Watching the swirling controversies in today’s regulatory climate, I try to keep in mind what Peter Drucker tells us in his book The Daily Drucker: “Precisely because change is a constant, the foundations have to be extra strong.” What are the foundations in regulatory policy that we need to keep strong?
One foundation is knowing when to regulate and when to deregulate. In the most recent release of his classic text The Economics of Regulation, Alfred Kahn reminds us that the original rationale for regulation in industries where competition is feasible, such as telecommunications and cable television, was a perception that competition was destructive to quality, continuity, and reliability. But if competition promotes these qualities, then the case for regulation is considerably weakened. Kahn also tells us that consumers are voters and expect regulation to give them economic protection. This insight reveals that not only must competition deliver, but consumers must have more faith in markets than in regulation before they will provide deregulation with the political support it needs.

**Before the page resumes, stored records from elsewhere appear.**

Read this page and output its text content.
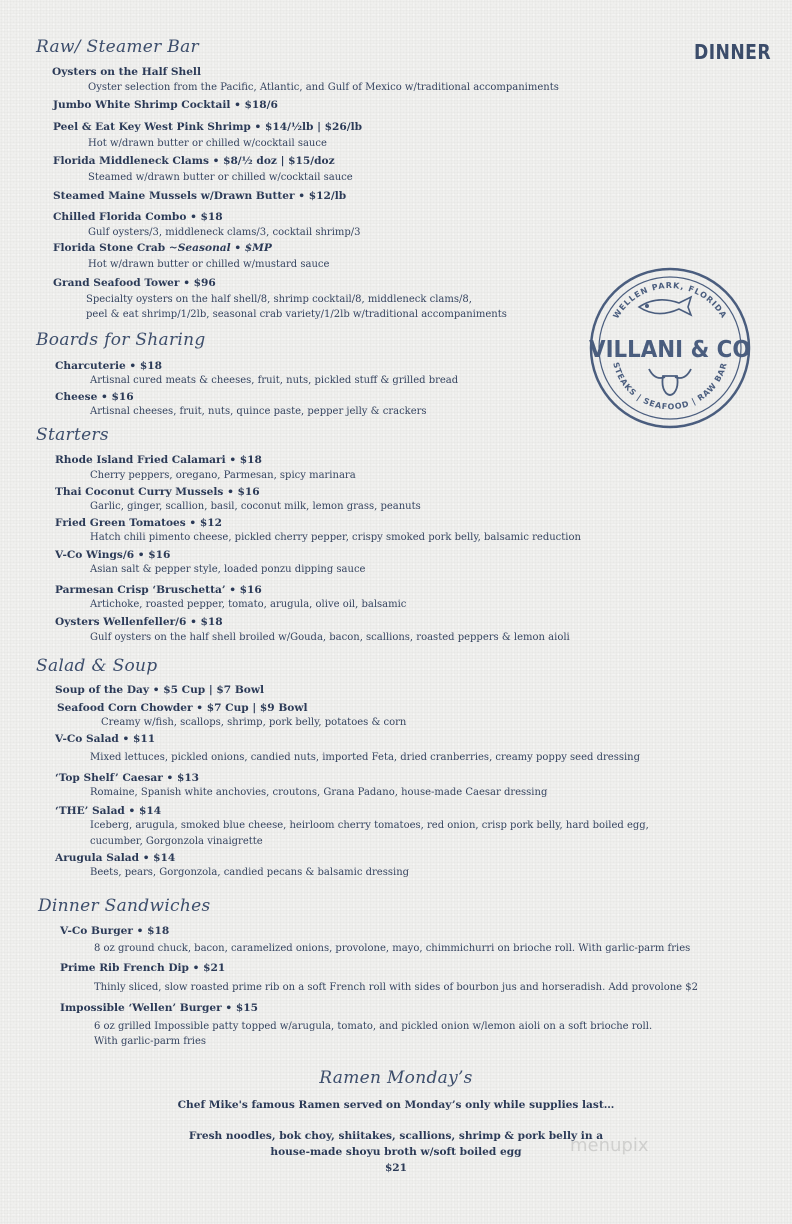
DINNER
Raw/ Steamer Bar
Oysters on the Half Shell
Oyster selection from the Pacific, Atlantic, and Gulf of Mexico w/traditional accompaniments
Jumbo White Shrimp Cocktail • $18/6
Peel & Eat Key West Pink Shrimp • $14/½lb | $26/lb
Hot w/drawn butter or chilled w/cocktail sauce
Florida Middleneck Clams • $8/½ doz | $15/doz
Steamed w/drawn butter or chilled w/cocktail sauce
Steamed Maine Mussels w/Drawn Butter • $12/lb
Chilled Florida Combo • $18
Gulf oysters/3, middleneck clams/3, cocktail shrimp/3
Florida Stone Crab ~Seasonal • $MP
Hot w/drawn butter or chilled w/mustard sauce
Grand Seafood Tower • $96
Specialty oysters on the half shell/8, shrimp cocktail/8, middleneck clams/8,
peel & eat shrimp/1/2lb, seasonal crab variety/1/2lb w/traditional accompaniments	WELLEN PARK, FLORIDA
VILLANI & CO
STEAKS | SEAFOOD | RAW BAR
Boards for Sharing
Charcuterie • $18
Artisnal cured meats & cheeses, fruit, nuts, pickled stuff & grilled bread
Cheese • $16
Artisnal cheeses, fruit, nuts, quince paste, pepper jelly & crackers
Starters
Rhode Island Fried Calamari • $18
Cherry peppers, oregano, Parmesan, spicy marinara
Thai Coconut Curry Mussels • $16
Garlic, ginger, scallion, basil, coconut milk, lemon grass, peanuts
Fried Green Tomatoes • $12
Hatch chili pimento cheese, pickled cherry pepper, crispy smoked pork belly, balsamic reduction
V-Co Wings/6 • $16
Asian salt & pepper style, loaded ponzu dipping sauce
Parmesan Crisp ‘Bruschetta’ • $16
Artichoke, roasted pepper, tomato, arugula, olive oil, balsamic
Oysters Wellenfeller/6 • $18
Gulf oysters on the half shell broiled w/Gouda, bacon, scallions, roasted peppers & lemon aioli
Salad & Soup
Soup of the Day • $5 Cup | $7 Bowl
Seafood Corn Chowder • $7 Cup | $9 Bowl
Creamy w/fish, scallops, shrimp, pork belly, potatoes & corn
V-Co Salad • $11
Mixed lettuces, pickled onions, candied nuts, imported Feta, dried cranberries, creamy poppy seed dressing
‘Top Shelf’ Caesar • $13
Romaine, Spanish white anchovies, croutons, Grana Padano, house-made Caesar dressing
‘THE’ Salad • $14
Iceberg, arugula, smoked blue cheese, heirloom cherry tomatoes, red onion, crisp pork belly, hard boiled egg,
cucumber, Gorgonzola vinaigrette
Arugula Salad • $14
Beets, pears, Gorgonzola, candied pecans & balsamic dressing
Dinner Sandwiches
V-Co Burger • $18
8 oz ground chuck, bacon, caramelized onions, provolone, mayo, chimmichurri on brioche roll. With garlic-parm fries
Prime Rib French Dip • $21
Thinly sliced, slow roasted prime rib on a soft French roll with sides of bourbon jus and horseradish. Add provolone $2
Impossible ‘Wellen’ Burger • $15
6 oz grilled Impossible patty topped w/arugula, tomato, and pickled onion w/lemon aioli on a soft brioche roll.
With garlic-parm fries
Ramen Monday’s
Chef Mike's famous Ramen served on Monday’s only while supplies last…
Fresh noodles, bok choy, shiitakes, scallions, shrimp & pork belly in a
house-made shoyu broth w/soft boiled egg
$21
menupix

Another essential is to strike the right balance among the competing needs for ongoing investment, price stability, and efficiency. Writing 50 years before Kahn, Martin Glaeser explains in his book Outlines of Public Utility Economics that utility regulation occurs when competition is infeasible and companies are “affected with the public interest,” which means that the rest of the economy is dependent on the utilities’ efficiency and adequacy. Glaeser concludes that regulation should treat utilities as “going concerns” with sufficient cash flows to ensure that new investments are forthcoming and with incentives for management efficiency. In his classic text Principles of Public Utility Rates, James Bonbright expands on Glaeser by emphasizing the importance of ensuring that prices cover the “rate base,” encourage efficient investment and service use, and enable customers to predict their bills. These principles help us with issues such as hurricane damage and, for electricity companies, fuel price increases, fuel mix, and compliance with new environmental regulations.
A third foundation is an expert, independent regulatory agency. Glaeser explains that utility commissions are important and must be knowledgeable because the details and complexities of regulation make it impossible for legislatures to make well‐informed decisions in a timely fashion. More recently, Nobel Laureate Douglass North in his book Institutions, Institutional Change and Economic Performance, explains that formal government institutions, such as utility commissions, are needed to reduce risk for investors and constrain political opportunism. Other economists have shown that well‐informed regulators are better able to protect customers than are less knowledgeable regulators.
I could go on, but maybe it is better to encourage you keep our foundations strong by reviewing these classic texts and making use of the Body of Knowledge on utility regulation.